With Guaido gone, the US and its allies are supporting the major current opposition presidential candidate Edmundo Gonzales, who replaced the original Maria Corina after she was found to have fallen short of the nation’s electoral laws, especially for her advocacy and invitation of US sanctions against her country, in violation of its sovereignty.
Maduro is supported by 13 left and progressive parties, while the ultra-right-wing nine opposition candidates are divided, but the extent of external US support for the opposition is strong-as-ever, as Washington keeps its eyes fixed on Venezuela’s infinite energy resources.
With the value of Venezuela’s endless billions of gallons oil reserves amounting to endless trillions of US dollars, some Venezuelans even boast that ‘We have more oil than Saudi Arabia has sand.’
But the July 28 Presidential elections is not only a matter between the US and Venezuela, but seen by the PSUV as a choice between yesterday and tomorrow, between continuing progress and reversing to the past regresses Chavez, Maduro and the PSUV campaigned against — and won repeatedly.

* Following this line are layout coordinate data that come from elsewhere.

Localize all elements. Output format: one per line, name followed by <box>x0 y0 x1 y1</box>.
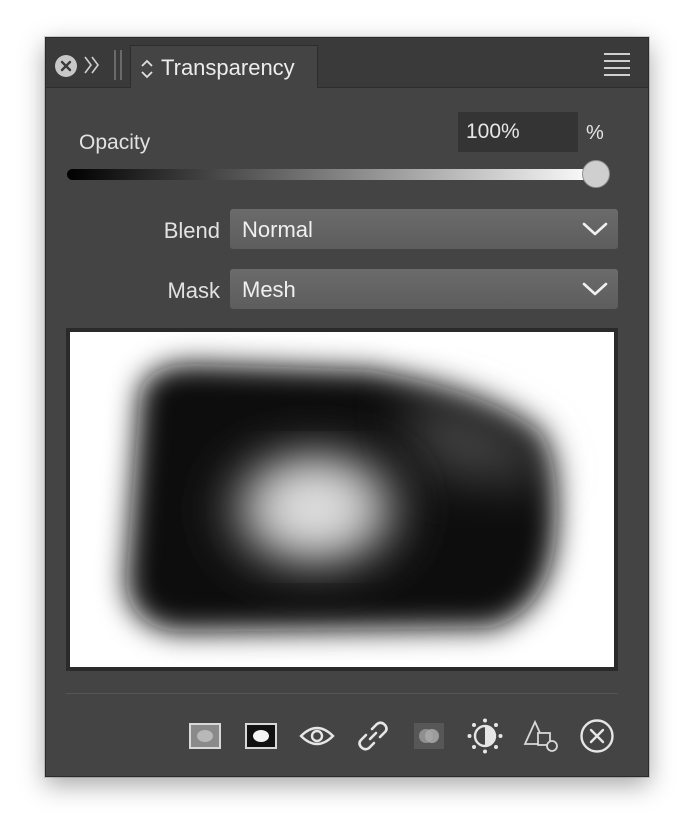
mesh-mask-image <box>70 332 614 667</box>
tab-transparency[interactable]: Transparency <box>130 45 318 88</box>
link-icon[interactable] <box>355 718 391 754</box>
divider <box>66 693 618 694</box>
eye-icon[interactable] <box>299 718 335 754</box>
menu-icon[interactable] <box>603 52 631 76</box>
close-circle-icon[interactable] <box>579 718 615 754</box>
opacity-unit: % <box>586 122 604 144</box>
overlap-icon[interactable] <box>411 718 447 754</box>
tab-title: Transparency <box>161 55 295 80</box>
mask-value: Mesh <box>242 277 296 302</box>
mask-dropdown[interactable]: Mesh <box>230 269 618 309</box>
opacity-slider-handle[interactable] <box>582 160 610 188</box>
mask-preview[interactable] <box>66 328 618 671</box>
opacity-label: Opacity <box>79 131 151 154</box>
mask-invert-icon[interactable] <box>243 718 279 754</box>
blend-dropdown[interactable]: Normal <box>230 209 618 249</box>
opacity-slider[interactable] <box>67 169 599 180</box>
mask-label: Mask <box>167 278 220 303</box>
chevron-updown-icon <box>141 59 153 79</box>
close-icon[interactable] <box>55 55 77 77</box>
shapes-icon[interactable] <box>523 718 559 754</box>
mask-preview-canvas <box>70 332 614 667</box>
transparency-panel: Transparency Opacity 100% % Blend Normal… <box>45 37 649 777</box>
chevron-down-icon <box>582 222 608 236</box>
chevron-down-icon <box>582 282 608 296</box>
expand-icon[interactable] <box>83 53 101 77</box>
title-bar: Transparency <box>46 38 648 88</box>
mask-rect-icon[interactable] <box>187 718 223 754</box>
opacity-input[interactable]: 100% <box>458 112 578 152</box>
blend-label: Blend <box>163 218 220 243</box>
grip-icon[interactable] <box>112 50 124 80</box>
brightness-icon[interactable] <box>467 718 503 754</box>
blend-value: Normal <box>242 217 313 242</box>
bottom-toolbar <box>46 718 648 758</box>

Venezuela has a well-oiled electoral machine that was most-highly praised by none other than ex-US President James ‘Jimmy’ Carter as the best and most transparent he’d seen; and the national electoral authorities also organize mock pre-election trials – simulations — to ensure every voter understands everything about how and where to cast their ballots.

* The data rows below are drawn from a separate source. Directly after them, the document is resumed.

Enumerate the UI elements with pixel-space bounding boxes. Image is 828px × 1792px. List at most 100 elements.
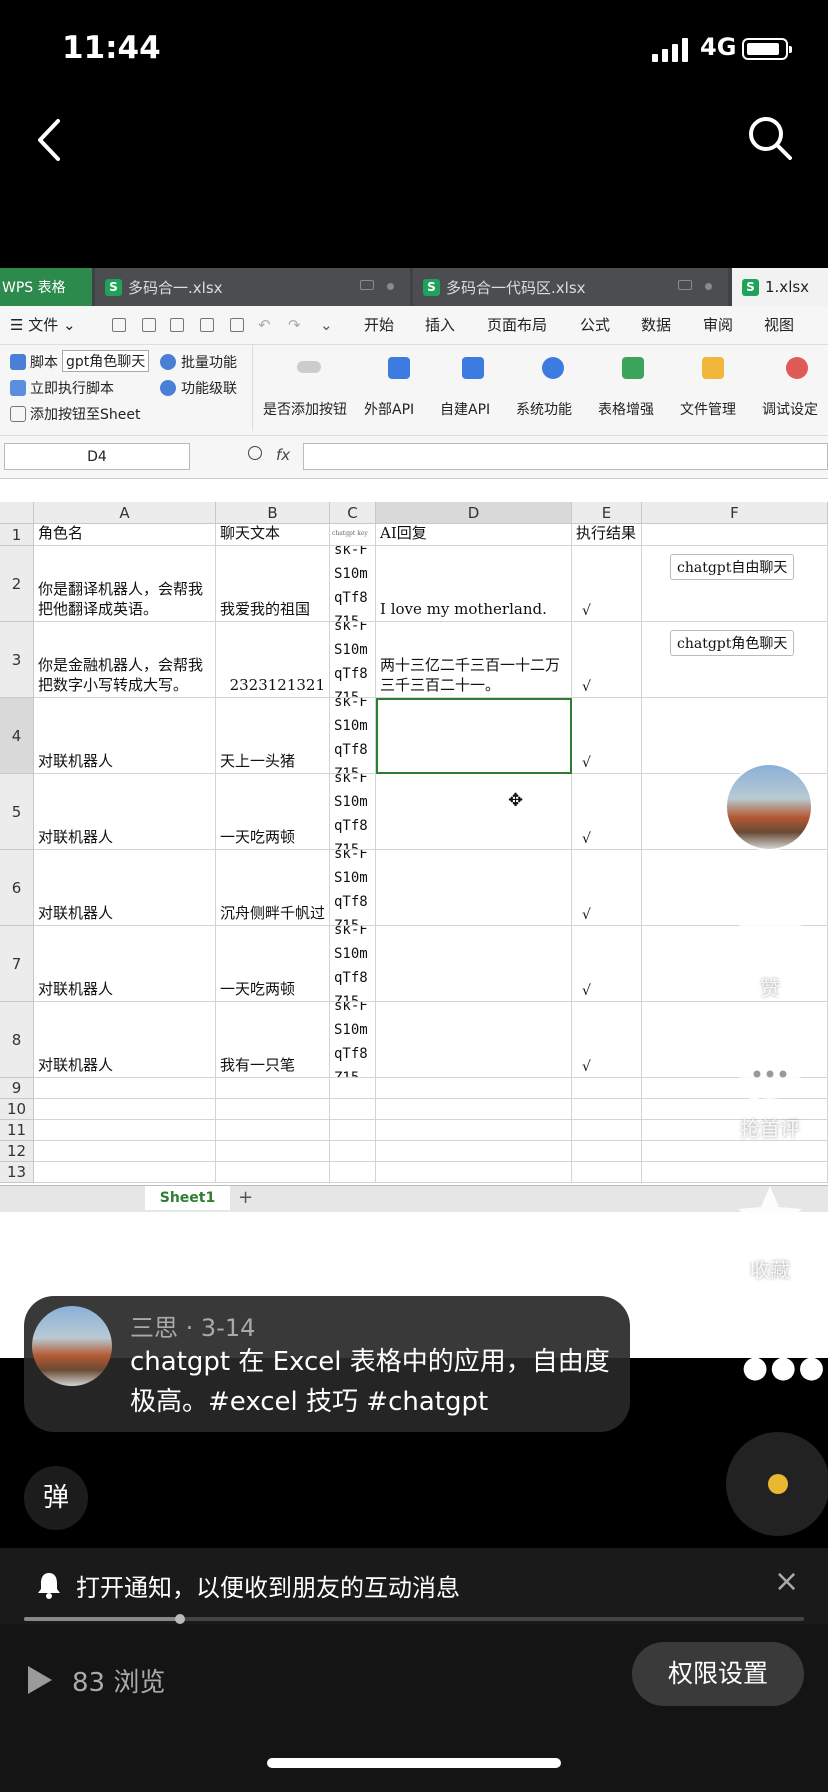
cell-empty[interactable]: [34, 1141, 216, 1162]
cell-empty[interactable]: [34, 1099, 216, 1120]
cell-empty[interactable]: [572, 1120, 642, 1141]
cell-b3[interactable]: 2323121321: [216, 622, 330, 698]
permission-settings-button[interactable]: 权限设置: [632, 1642, 804, 1706]
row-header[interactable]: 2: [0, 546, 34, 622]
open-icon[interactable]: [112, 318, 126, 332]
column-header[interactable]: A: [34, 502, 216, 524]
menu-view[interactable]: 视图: [764, 306, 794, 344]
cell-e8[interactable]: √: [572, 1002, 642, 1078]
tool-debug[interactable]: 调试设定: [762, 399, 818, 419]
tab-file-1[interactable]: S 多码合一.xlsx: [95, 268, 410, 306]
cell-b7[interactable]: 一天吃两顿: [216, 926, 330, 1002]
cell-empty[interactable]: [330, 1099, 376, 1120]
cell-c2[interactable]: sk-FS10mqTf8Z15: [330, 546, 376, 622]
menu-page-layout[interactable]: 页面布局: [487, 306, 547, 344]
cell-c3[interactable]: sk-FS10mqTf8Z15: [330, 622, 376, 698]
cell-empty[interactable]: [376, 1162, 572, 1183]
notification-banner[interactable]: 打开通知，以便收到朋友的互动消息 ×: [0, 1548, 828, 1624]
print-icon[interactable]: [200, 318, 214, 332]
cell-empty[interactable]: [34, 1078, 216, 1099]
comment-button[interactable]: 抢首评: [730, 1046, 810, 1142]
video-progress-bar[interactable]: [24, 1614, 804, 1624]
cell-a6[interactable]: 对联机器人: [34, 850, 216, 926]
cell-b8[interactable]: 我有一只笔: [216, 1002, 330, 1078]
tab-file-3[interactable]: S 1.xlsx: [732, 268, 828, 306]
sheet-script-button[interactable]: chatgpt角色聊天: [670, 630, 795, 656]
menu-insert[interactable]: 插入: [425, 306, 455, 344]
menu-home[interactable]: 开始: [364, 306, 394, 344]
cell-empty[interactable]: [330, 1078, 376, 1099]
add-button-to-sheet[interactable]: 添加按钮至Sheet: [30, 404, 140, 424]
cell-e6[interactable]: √: [572, 850, 642, 926]
cell-f1[interactable]: [642, 524, 828, 546]
caption-avatar[interactable]: [32, 1306, 112, 1386]
row-header[interactable]: 10: [0, 1099, 34, 1120]
search-icon[interactable]: [745, 113, 795, 163]
cell-empty[interactable]: [572, 1162, 642, 1183]
cell-c1[interactable]: chatgpt key: [330, 524, 376, 546]
cell-c4[interactable]: sk-FS10mqTf8Z15: [330, 698, 376, 774]
caption-box[interactable]: 三思 · 3-14 chatgpt 在 Excel 表格中的应用，自由度极高。#…: [24, 1296, 630, 1432]
run-script-button[interactable]: 立即执行脚本: [30, 378, 114, 398]
tool-file-manage[interactable]: 文件管理: [680, 399, 736, 419]
cell-d7[interactable]: [376, 926, 572, 1002]
column-header[interactable]: C: [330, 502, 376, 524]
tab-wps-home[interactable]: WPS 表格: [0, 268, 92, 306]
cascade-button[interactable]: 功能级联: [181, 378, 237, 398]
cell-e7[interactable]: √: [572, 926, 642, 1002]
cell-d5[interactable]: [376, 774, 572, 850]
cell-empty[interactable]: [330, 1162, 376, 1183]
cell-empty[interactable]: [572, 1099, 642, 1120]
cell-c5[interactable]: sk-FS10mqTf8Z15: [330, 774, 376, 850]
row-header[interactable]: 3: [0, 622, 34, 698]
cell-a8[interactable]: 对联机器人: [34, 1002, 216, 1078]
cell-d4[interactable]: [376, 698, 572, 774]
export-icon[interactable]: [170, 318, 184, 332]
cell-d3[interactable]: 两十三亿二千三百一十二万三千三百二十一。: [376, 622, 572, 698]
spreadsheet-video[interactable]: WPS 表格 S 多码合一.xlsx S 多码合一代码区.xlsx S 1.xlsx …: [0, 268, 828, 1358]
cell-empty[interactable]: [376, 1141, 572, 1162]
formula-input[interactable]: [303, 443, 828, 470]
select-all-corner[interactable]: [0, 502, 34, 524]
cell-e2[interactable]: √: [572, 546, 642, 622]
row-header[interactable]: 9: [0, 1078, 34, 1099]
name-box[interactable]: D4: [4, 443, 190, 470]
cell-b4[interactable]: 天上一头猪: [216, 698, 330, 774]
add-sheet-button[interactable]: +: [238, 1186, 253, 1210]
menu-file[interactable]: ☰ 文件 ⌄: [10, 306, 76, 344]
danmu-button[interactable]: 弹: [24, 1466, 88, 1530]
dropdown-icon[interactable]: ⌄: [320, 306, 333, 344]
author-avatar[interactable]: [725, 763, 813, 851]
cell-empty[interactable]: [376, 1078, 572, 1099]
cell-e3[interactable]: √: [572, 622, 642, 698]
save-icon[interactable]: [142, 318, 156, 332]
cell-empty[interactable]: [330, 1141, 376, 1162]
cell-empty[interactable]: [376, 1120, 572, 1141]
music-disc-icon[interactable]: [726, 1432, 828, 1536]
fx-icon[interactable]: fx: [276, 446, 290, 464]
cell-empty[interactable]: [216, 1099, 330, 1120]
cell-e4[interactable]: √: [572, 698, 642, 774]
cell-d6[interactable]: [376, 850, 572, 926]
cell-b2[interactable]: 我爱我的祖国: [216, 546, 330, 622]
cell-d8[interactable]: [376, 1002, 572, 1078]
cell-a3[interactable]: 你是金融机器人，会帮我把数字小写转成大写。: [34, 622, 216, 698]
cell-empty[interactable]: [572, 1141, 642, 1162]
redo-icon[interactable]: ↷: [288, 306, 301, 344]
menu-formula[interactable]: 公式: [580, 306, 610, 344]
cell-empty[interactable]: [34, 1162, 216, 1183]
row-header[interactable]: 4: [0, 698, 34, 774]
row-header[interactable]: 6: [0, 850, 34, 926]
cell-c7[interactable]: sk-FS10mqTf8Z15: [330, 926, 376, 1002]
cell-empty[interactable]: [330, 1120, 376, 1141]
zoom-icon[interactable]: [248, 446, 262, 460]
cell-a5[interactable]: 对联机器人: [34, 774, 216, 850]
script-select[interactable]: gpt角色聊天: [62, 350, 150, 372]
toggle-icon[interactable]: [297, 361, 321, 373]
cell-empty[interactable]: [216, 1120, 330, 1141]
favorite-button[interactable]: 收藏: [730, 1183, 810, 1283]
menu-data[interactable]: 数据: [641, 306, 671, 344]
chevron-left-icon[interactable]: [30, 115, 70, 165]
row-header[interactable]: 12: [0, 1141, 34, 1162]
cell-empty[interactable]: [216, 1078, 330, 1099]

The PSUV faces an opposition this time that’s making blanket promises like ‘Government for All’ should they win — with no specifics — but is also already starting to offer excuses for not winning.
Earlier this week, in the final days leading to the poll, the opposition and its foreign media backers have been circulating online rumours about the PSUV planning ‘violence’ should it lose.
The opposition are also planning to offer their own so-called ‘exit poll’ results — separate and apart from the official counts by the national electoral council.
There have also been ‘secret polls’ by the opposition claiming Gonzales is leading Maduro, but offering no figures; and plans are also reportedly underway to claim ‘election fraud’ — even before the official counting starts or ends.
But Maduro and the PSUV are confident of victory, pointing to the experienced ruling party’s well-organized presence in all voting districts across the country, unmatched by any other – plus the fact that the electorate has consistently showed understanding of and support for the government and ruling party’s efforts to overcome the 900+ US sanctions.
Besides, Time and History are on Maduro and the PSUV’s side: the election will take four days after the 241st Anniversary of the Birth of The Liberator Simon Bolivar — and at a time when the PSUV administration has registered seven successive quarters of economic growth, thanks to several specific economic programmes undertaken to circumvent the US sanctions.
Venezuelans went about their daily business quietly in the first days of the last week before the poll, with foreign observers and press reporting persons they encountered and questioned mainly expressed support for Maduro, many openly-saying they simply mistrust the Gonzales-Corina electoral pact that’s supported by the very country responsible for almost-a-thousand sanctions.
Venezuelans who left are also now returning in droves from disappointment over having left their homeland in search of elusive ‘opportunities’ they expected.
Meanwhile, PSUV supporters the-world-over are simply waiting to exhale when tomorrow’s results are announced.